Sadly, Ray, I take it as a good sign that people are holding out and not panic selling their property. It shows some level of faith and hope that things will return to what passes for normal out here on the perimeter.

I'm not depressed, K2.0. I've been trying to keep the anger in check (which cuts down on the posting a great deal, I find). Then along comes the Miracle City and I start to look like Popeye when Brutus starts getting smoochy with Olive Oyl.
 
Also, a little birdie told me that the strongest correlation re the question re whether people will stay in three years or not has more to do with perceived future economic prospects than any feelings about city govt. or anything else. There's no correlation between answering "yes" to that question and support for Nagin, for instance, although there is a correlation between whether people give a low ranking to general/overall govt. performance. I suspect a question wording issue somewhere here.

Meanwhile, there was no correlation between living in a flooded area pre-K and thinking of leaving. The number 1 placer in the "what would get you stay" question was "provide more money."

I'm still looking over much of this, but the data is fascinating. Write if you're interested.
 
Ray, if you have some detailed data out of the recent (or an upcoming) survey, I'd love to see them. My email's on my profile.

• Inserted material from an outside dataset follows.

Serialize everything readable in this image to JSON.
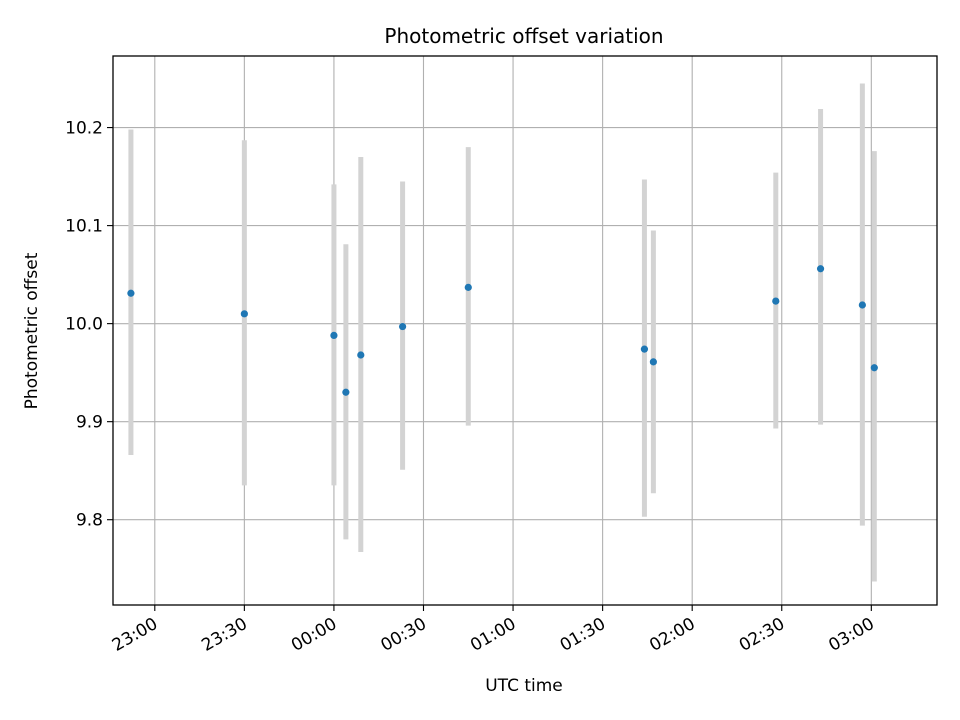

I think people are largely driven by their own economic self-interest (prospects) more than the city's in some abstract sense. Can I afford to live here, given the cost of rebuilding, insurance, utilities? Will my job stay here given all of the external factors?

People of good will who want to stay are hanging on for the same reason a scalliwag leech like Nagin is: they're waiting to see what impact a real flow of recovery dollars will have.